Des élèves ont bruyamment manifesté contre l'application du code vestimentaire, vendredi, à l'École secondaire Béatrice-Desloges.

Des élèves ont bruyamment manifesté contre l'application du code vestimentaire, vendredi, à l'École secondaire Béatrice-Desloges.

Photo : Radio-Canada / Angie Bonenfant

Des élèves de l’École secondaire Béatrice-Desloges, dans l'est d'Ottawa, n'étaient pas en classe, vendredi avant-midi, alors qu’ils ont participé à une bruyante manifestation sur le terrain de l’école pour dénoncer la méthode « humiliante » utilisée par le personnel afin d'appliquer le code vestimentaire de l’établissement.

Environ 500 élèves sont sortis de leurs salles de classe, pancartes à la main, pour demander des explications quant à la manière dont cet examen corporel s’est déroulé. Les élèves ont envahi le parterre et l'avenue Provence, située devant l’école.

Les élèves ont brandi des pancartes lors de la manifestation.

Les élèves ont brandi des pancartes lors de la manifestation.

Photo : Radio-Canada / Angie Bonenfant

Des policiers ont rapidement été appelés en renfort par la direction de l’établissement pour assurer la sécurité. Un jeune homme, qui n’est pas un étudiant de Béatrice-Desloges, a été menotté et placé en état d’arrestation par des agents. Il a été escorté hors du terrain scolaire et relâché par la suite.
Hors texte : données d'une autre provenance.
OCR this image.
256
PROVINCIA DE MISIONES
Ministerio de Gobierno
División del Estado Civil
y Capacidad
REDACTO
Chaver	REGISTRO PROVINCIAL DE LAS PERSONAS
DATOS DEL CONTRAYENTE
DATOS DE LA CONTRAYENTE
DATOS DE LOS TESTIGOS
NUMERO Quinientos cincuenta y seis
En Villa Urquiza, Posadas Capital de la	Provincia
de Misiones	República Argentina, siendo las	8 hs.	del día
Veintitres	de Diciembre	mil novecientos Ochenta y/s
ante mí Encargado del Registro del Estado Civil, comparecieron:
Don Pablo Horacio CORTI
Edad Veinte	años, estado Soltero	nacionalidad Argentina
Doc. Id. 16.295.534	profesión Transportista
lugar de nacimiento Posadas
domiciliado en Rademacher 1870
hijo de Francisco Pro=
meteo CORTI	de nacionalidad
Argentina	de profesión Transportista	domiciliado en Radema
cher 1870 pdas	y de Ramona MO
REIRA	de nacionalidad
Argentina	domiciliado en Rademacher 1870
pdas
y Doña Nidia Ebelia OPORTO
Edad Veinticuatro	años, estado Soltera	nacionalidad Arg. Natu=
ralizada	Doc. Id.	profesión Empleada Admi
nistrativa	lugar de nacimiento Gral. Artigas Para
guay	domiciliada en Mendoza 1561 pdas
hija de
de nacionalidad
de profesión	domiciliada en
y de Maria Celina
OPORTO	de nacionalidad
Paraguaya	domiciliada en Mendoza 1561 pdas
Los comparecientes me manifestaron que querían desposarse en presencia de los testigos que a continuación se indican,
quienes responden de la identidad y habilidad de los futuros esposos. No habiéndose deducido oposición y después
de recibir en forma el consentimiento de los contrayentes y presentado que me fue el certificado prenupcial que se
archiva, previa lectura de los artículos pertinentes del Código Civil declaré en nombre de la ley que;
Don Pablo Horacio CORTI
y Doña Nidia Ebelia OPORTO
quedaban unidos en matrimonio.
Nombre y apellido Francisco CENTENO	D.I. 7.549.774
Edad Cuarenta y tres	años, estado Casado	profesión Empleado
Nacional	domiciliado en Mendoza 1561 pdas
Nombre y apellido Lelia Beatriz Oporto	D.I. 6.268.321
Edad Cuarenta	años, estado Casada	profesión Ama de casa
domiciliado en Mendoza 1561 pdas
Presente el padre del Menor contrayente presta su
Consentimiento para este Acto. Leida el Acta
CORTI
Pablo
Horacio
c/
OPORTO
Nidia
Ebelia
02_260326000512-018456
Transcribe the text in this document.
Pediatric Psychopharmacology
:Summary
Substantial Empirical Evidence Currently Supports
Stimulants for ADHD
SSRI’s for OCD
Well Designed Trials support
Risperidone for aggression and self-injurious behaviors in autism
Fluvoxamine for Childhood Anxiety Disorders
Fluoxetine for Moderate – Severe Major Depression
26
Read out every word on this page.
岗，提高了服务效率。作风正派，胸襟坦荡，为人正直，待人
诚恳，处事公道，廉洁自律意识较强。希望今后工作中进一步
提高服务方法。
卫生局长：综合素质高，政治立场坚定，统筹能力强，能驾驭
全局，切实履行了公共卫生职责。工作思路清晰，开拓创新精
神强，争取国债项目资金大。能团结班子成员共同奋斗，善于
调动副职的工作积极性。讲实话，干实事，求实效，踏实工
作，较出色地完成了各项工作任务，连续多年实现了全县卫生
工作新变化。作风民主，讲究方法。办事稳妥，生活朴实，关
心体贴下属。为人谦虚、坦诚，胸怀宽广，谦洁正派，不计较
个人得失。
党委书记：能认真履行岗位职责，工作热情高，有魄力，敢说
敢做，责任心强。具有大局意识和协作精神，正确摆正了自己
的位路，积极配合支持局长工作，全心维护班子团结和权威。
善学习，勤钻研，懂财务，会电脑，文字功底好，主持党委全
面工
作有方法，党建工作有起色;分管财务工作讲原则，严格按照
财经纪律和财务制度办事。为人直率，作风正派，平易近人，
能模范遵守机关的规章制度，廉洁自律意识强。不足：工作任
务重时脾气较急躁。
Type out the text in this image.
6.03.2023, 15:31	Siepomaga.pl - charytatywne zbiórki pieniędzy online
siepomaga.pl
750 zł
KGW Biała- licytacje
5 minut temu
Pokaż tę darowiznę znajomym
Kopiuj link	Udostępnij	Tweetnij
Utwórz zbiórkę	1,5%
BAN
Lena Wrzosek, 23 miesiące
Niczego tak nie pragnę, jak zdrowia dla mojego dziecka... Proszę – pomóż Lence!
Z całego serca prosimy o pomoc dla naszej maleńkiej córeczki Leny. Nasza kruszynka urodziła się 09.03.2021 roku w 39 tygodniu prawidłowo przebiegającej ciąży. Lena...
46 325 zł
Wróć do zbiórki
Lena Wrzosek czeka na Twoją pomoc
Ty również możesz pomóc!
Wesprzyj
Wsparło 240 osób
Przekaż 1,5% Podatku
Des policiers ont été appelés en renfort lors de la manifestation.

Des policiers ont été appelés en renfort lors de la manifestation.

Photo : Radio-Canada / Angie Bonenfant

Des élèves échaudés et en colère

Après avoir eu des discussions avec des employés et à la suite de l’apparition du beau temps, la direction de l’École secondaire Béatrice-Desloges a procédé, jeudi, à un blitz au cours duquel le personnel a vérifié de façon impromptue les tenues vestimentaires de ses élèves.

Beaucoup d’élèves ont déploré la manière dont la direction a procédé pour faire ces vérifications. Ils disent qu’elles sont dégradantes et humiliantes.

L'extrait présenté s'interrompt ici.